L’uso di prolissi dialoghi sul nulla, infarcisce una storia semplice di fronzoli che non hanno però meno significato di dettagli che sarebbero stati più pertinenti: Tarantino sceglie appositamente di riempire i protagonisti di nulla in modo da ottenere che sia amplificato solo il puro paradigma gangster dei loro profili. Nel dialogo tra Buscemi e Keitel nel casolare, sembra di assistere ad un’interpretazione personale del regista sulle vicende del cinema poliziesco degli anni settanta, dove al semplice criminale si è sostituito il Rambo che spara a raffica (la follia di Mr. Blonde nella gioielleria) un lavoro che nessuno dei due ritiene da professionisti. L’elemento più importante però, a mio avviso, per la chiave di lettura della pellicola, è la digressione che permette alla trama di svelare l’ingresso di Tim Roth come spia. Il tempo narrativo di partenza è quello di Mr. Orange nel casolare, semi morente che ha appena ucciso Mr. Blonde. Dilatazione con movimento all’indietro del tempo, un flashback su lui ed un collega poliziotto di colore che gli racconta di come inventarsi una balla tanto per avere qualcosa da dire nell’ambiente. Tempo narrativo che ritorna a prosegue in avanti, accelerando, da Tim Roth che cerca d’imparare il testo a memoria da solo nella sua stanza a quando lo racconta perfettamente ai compari della rapina, seduti in un bar. In questo punto esatto, Tarantino svela il trucco del suo cinema e dà vita all’immagine del racconto falso, quello che Mr. Orange immagina di aver vissuto. L’immagine è un bagno pubblico con sbirri e cani, Tim Roth è voce fuori campo, che è stata voce dello sbirro collega, che è voce di Tarantino, l’attenzione passa per un momento ad uno di quei poliziotti immaginari che sta raccontando un’altra storia, con molta probabilità la stessa cretinata che sta raccontando Tim Roth. Tarantino è in quel bagno, presente quanto i suoi personaggi, con quella fantasia narrativa che lo spinto fino a quel buco temporale. Questo lungo viaggio attraverso le maglie della narrazione, è il vero punto di forza di questo lavoro. La firma del regista è in questo salto di tempi e spazi, il cuore pulsante di un lavoro che altrimenti non sarebbe stato che solo un bel mosaico fatto di tessere impolverate.

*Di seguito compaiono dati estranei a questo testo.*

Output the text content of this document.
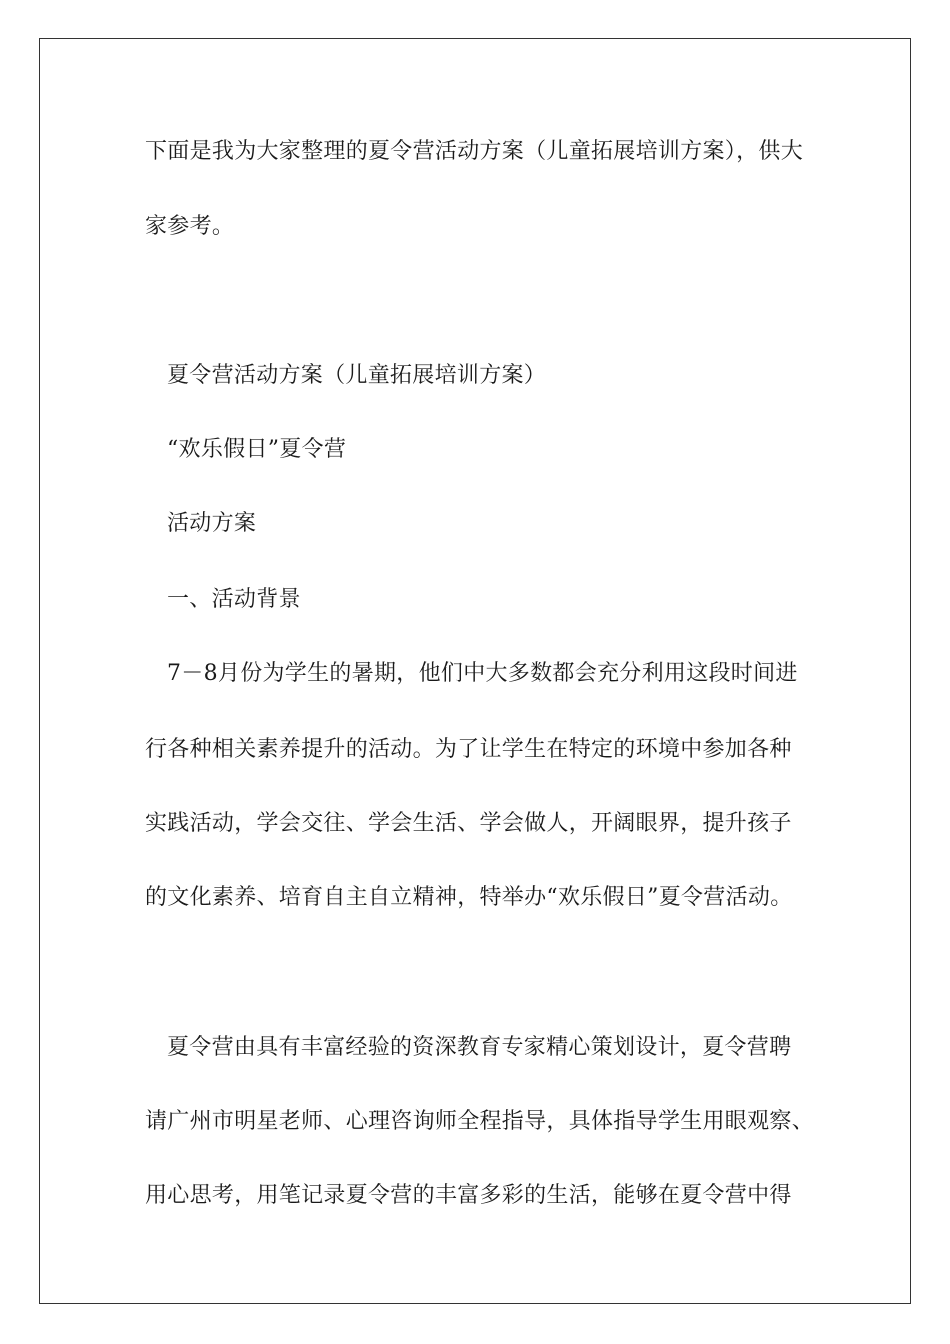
下面是我为大家整理的夏令营活动方案（儿童拓展培训方案），供大
家参考。
夏令营活动方案（儿童拓展培训方案）
“欢乐假日”夏令营
活动方案
一、活动背景
7－8月份为学生的暑期，他们中大多数都会充分利用这段时间进
行各种相关素养提升的活动。为了让学生在特定的环境中参加各种
实践活动，学会交往、学会生活、学会做人，开阔眼界，提升孩子
的文化素养、培育自主自立精神，特举办“欢乐假日”夏令营活动。
夏令营由具有丰富经验的资深教育专家精心策划设计，夏令营聘
请广州市明星老师、心理咨询师全程指导，具体指导学生用眼观察、
用心思考，用笔记录夏令营的丰富多彩的生活，能够在夏令营中得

Rititolato in Italia con Cani da rapina, dopo il successo veneziano di Pulp Fiction (1994) e grazie al quale si parlerà di talento. Vietato ai minori di diciotto anni. Trasmesso alla TV italiana con tagli per 29 minuti. (Morandini 2003 – Dizionario dei film). Harvey Keitel è anche coproduttore del film, mentre il regista di western crepuscolari Monte Hellman è uno dei produttori esecutivi.